Lord Lyttelton's Ghost





"Sir," said Dr. Johnson, "it is the most extraordinary thing that has

happened in my day." The doctor's day included the rising of 1745 and

of the Wesleyans, the seizure of Canada, the Seven Years' War, the

American Rebellion, the Cock Lane ghost, and other singular

occurrences, but "the most extraordinary thing" was--Lord Lyttelton's

ghost! Famous as is that spectre, nobody knows what it was, nor even

whether there was any spectre at all.



Thomas, Lord Lyttelton, was born in 1744. In 1768 he entered the

House of Commons. In 1769 he was unseated for bribery. He then

vanishes from public view, probably he was playing the prodigal at

home and abroad, till February, 1772, when he returned to his father's

house, and married. He then went abroad (with a barmaid) till 1773,

when his father died. In January, 1774, he took his seat in the House

of Lords. In November, 1779, Lyttelton went into Opposition. On

Thursday, 25th November, he denounced Government in a magnificent

speech. As to a sinecure which he held, he said, "Perhaps I shall not

keep it long!"



_Something had Happened_!



On the night before his speech, that of Wednesday, 24th November,

Lyttelton had seen the ghost, and had been told that he would die in

three days. He mentioned this to Rowan Hamilton on the Friday. {129a}

On the same day, or on Friday, he mentioned it to Captain Ascough, who

told a lady, who told Mrs. Thrale. {129b} On the Friday he went to

Epsom with friends, and mentioned the ghost to them, among others to

Mr. Fortescue. {129c} About midnight on 28th November, Lord Lyttelton

died suddenly in bed, his valet having left him for a moment to fetch

a spoon for stirring his medicine. The cause of death was not stated;

there was no inquest.



This, literally, is all that is _known_ about Lord Lyttelton's ghost.

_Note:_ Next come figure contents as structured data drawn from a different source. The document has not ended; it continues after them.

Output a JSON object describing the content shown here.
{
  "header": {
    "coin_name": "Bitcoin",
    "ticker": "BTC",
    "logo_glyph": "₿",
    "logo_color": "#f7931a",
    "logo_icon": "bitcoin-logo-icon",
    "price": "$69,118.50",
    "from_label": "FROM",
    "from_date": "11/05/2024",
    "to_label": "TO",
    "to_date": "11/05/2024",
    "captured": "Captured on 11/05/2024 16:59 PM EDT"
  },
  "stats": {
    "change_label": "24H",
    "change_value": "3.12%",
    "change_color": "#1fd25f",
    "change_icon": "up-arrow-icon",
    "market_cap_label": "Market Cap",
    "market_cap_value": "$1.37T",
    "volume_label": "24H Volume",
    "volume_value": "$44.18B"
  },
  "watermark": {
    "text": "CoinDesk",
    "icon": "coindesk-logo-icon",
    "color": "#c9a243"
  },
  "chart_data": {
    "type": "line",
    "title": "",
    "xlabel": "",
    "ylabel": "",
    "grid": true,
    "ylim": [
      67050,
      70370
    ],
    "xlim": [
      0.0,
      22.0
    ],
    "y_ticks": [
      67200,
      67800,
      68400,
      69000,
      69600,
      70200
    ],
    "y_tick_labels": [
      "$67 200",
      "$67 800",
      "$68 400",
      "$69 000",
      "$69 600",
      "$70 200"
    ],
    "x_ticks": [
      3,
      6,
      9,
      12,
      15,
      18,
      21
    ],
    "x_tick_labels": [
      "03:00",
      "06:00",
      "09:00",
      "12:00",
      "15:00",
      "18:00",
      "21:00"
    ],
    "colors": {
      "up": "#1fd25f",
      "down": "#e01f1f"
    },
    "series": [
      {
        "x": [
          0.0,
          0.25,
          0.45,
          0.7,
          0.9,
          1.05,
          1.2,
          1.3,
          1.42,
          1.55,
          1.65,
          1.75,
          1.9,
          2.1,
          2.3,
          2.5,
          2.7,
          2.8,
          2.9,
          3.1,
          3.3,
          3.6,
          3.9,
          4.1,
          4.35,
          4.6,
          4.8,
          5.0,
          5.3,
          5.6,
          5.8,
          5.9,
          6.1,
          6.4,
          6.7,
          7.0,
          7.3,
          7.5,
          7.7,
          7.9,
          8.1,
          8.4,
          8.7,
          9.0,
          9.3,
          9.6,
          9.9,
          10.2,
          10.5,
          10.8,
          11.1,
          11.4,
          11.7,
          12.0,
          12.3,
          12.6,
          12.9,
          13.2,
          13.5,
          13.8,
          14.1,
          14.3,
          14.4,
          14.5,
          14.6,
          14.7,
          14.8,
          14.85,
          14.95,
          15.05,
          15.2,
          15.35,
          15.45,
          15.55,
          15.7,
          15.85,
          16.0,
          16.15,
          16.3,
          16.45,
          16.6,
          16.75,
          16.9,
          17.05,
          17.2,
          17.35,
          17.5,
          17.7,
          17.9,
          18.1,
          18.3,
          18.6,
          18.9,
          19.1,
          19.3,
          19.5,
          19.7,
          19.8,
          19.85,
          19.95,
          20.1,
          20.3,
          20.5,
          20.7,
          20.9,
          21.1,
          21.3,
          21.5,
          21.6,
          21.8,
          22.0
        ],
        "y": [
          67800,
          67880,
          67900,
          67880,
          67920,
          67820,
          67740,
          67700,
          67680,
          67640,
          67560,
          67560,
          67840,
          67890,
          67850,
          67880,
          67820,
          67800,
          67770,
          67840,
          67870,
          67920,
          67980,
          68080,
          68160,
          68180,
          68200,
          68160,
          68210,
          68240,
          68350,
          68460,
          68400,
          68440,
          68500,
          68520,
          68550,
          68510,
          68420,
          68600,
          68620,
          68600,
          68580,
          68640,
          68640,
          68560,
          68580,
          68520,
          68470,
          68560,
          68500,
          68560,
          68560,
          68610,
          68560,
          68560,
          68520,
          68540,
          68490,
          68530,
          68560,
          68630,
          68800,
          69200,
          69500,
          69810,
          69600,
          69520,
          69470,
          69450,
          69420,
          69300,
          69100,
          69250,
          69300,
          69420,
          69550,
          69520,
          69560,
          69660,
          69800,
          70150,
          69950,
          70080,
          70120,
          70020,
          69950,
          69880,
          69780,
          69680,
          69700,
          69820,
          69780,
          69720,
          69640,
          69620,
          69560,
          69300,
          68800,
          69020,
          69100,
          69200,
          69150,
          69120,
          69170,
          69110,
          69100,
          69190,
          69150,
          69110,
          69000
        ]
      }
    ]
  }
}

It is variously described as: (1) "a young woman and a robin" (Horace

Walpole); (2) "a spirit" (Captain Ascough); (3) a bird in a dream,

"which changed into a woman in white" (Lord Westcote's narrative of

13th February, 1780, collected from Lord Lyttelton's guests and

servants); (4) "a bird turning into a woman" (Mrs. Delany, 9th

December, 1779); (5) a dream of a bird, followed by a woman, Mrs.

Amphlett, in white (Pitt Place archives after 1789); (6) "a fluttering

noise, as of a bird, followed by the apparition of a woman who had

committed suicide after being seduced by Lyttelton" (Lady Lyttelton,

1828); (7) a bird "which vanished when a female spirit in white

raiment presented herself" (Scots Magazine, November-December, 1779).



Out of seven versions, a bird, or a fluttering noise as of a bird (a

common feature in ghost stories), {130a} with a woman following or

accompanying, occurs in six. The phenomena are almost equally

ascribed to dreaming and to waking hallucination, but the common-sense

of the eighteenth century called all ghosts "dreams". In the Westcote

narrative (1780) Lyttelton explains the dream by his having lately

been in a room with a lady, Mrs. Dawson, when a robin flew in. Yet,

in the same narrative, Lyttelton says on Saturday morning "that he was

very well, and believed he should bilk the _ghost_". He was certainly

in bed at the time of the experience, and probably could not be sure

whether he was awake or asleep. {130b}



Considering the remoteness of time, the story is very well recorded.

It is chronicled by Mrs. Thrale before the news of Lyttelton's death

reached her, and by Lady Mary Coke two days later, by Walpole on the

day after the peer's decease, of which he had heard. Lord Lyttelton's

health had for some time been bad; he had made his will a few weeks

before, and his nights were horror-haunted. A little boy, his nephew,

to whom he was kind, used to find the wicked lord sitting by his bed

at night, because he dared not be alone. So Lockhart writes to his

daughter, Mrs. Hope Scott. {131} He had strange dreams of being in

hell with the cruel murderess, Mrs. Brownrigg, who "whipped three

female 'prentices to death and hid them in the coal-hole". Such a man

might have strange fancies, and a belief in approaching death might

bring its own fulfilment. The hypothesis of a premeditated suicide,

with the story of the ghost as a last practical joke, has no

corroboration. It occurred to Horace Walpole at once, but he laid no

stress on it.



Such is a plain, dry, statistical account of the most extraordinary

event that happened in Dr. Johnson's day.



However, the story does not end here. On the fatal night, 27th

November, 1779, Mr. Andrews, M.P., a friend of Lyttelton's was

awakened by finding Lord Lyttelton drawing his curtains. Suspecting a

practical joke, he hunted for his lordship both in his house and in

the garden. Of course he never found him. The event was promptly

recorded in the next number of the Scots Magazine, December, 1779.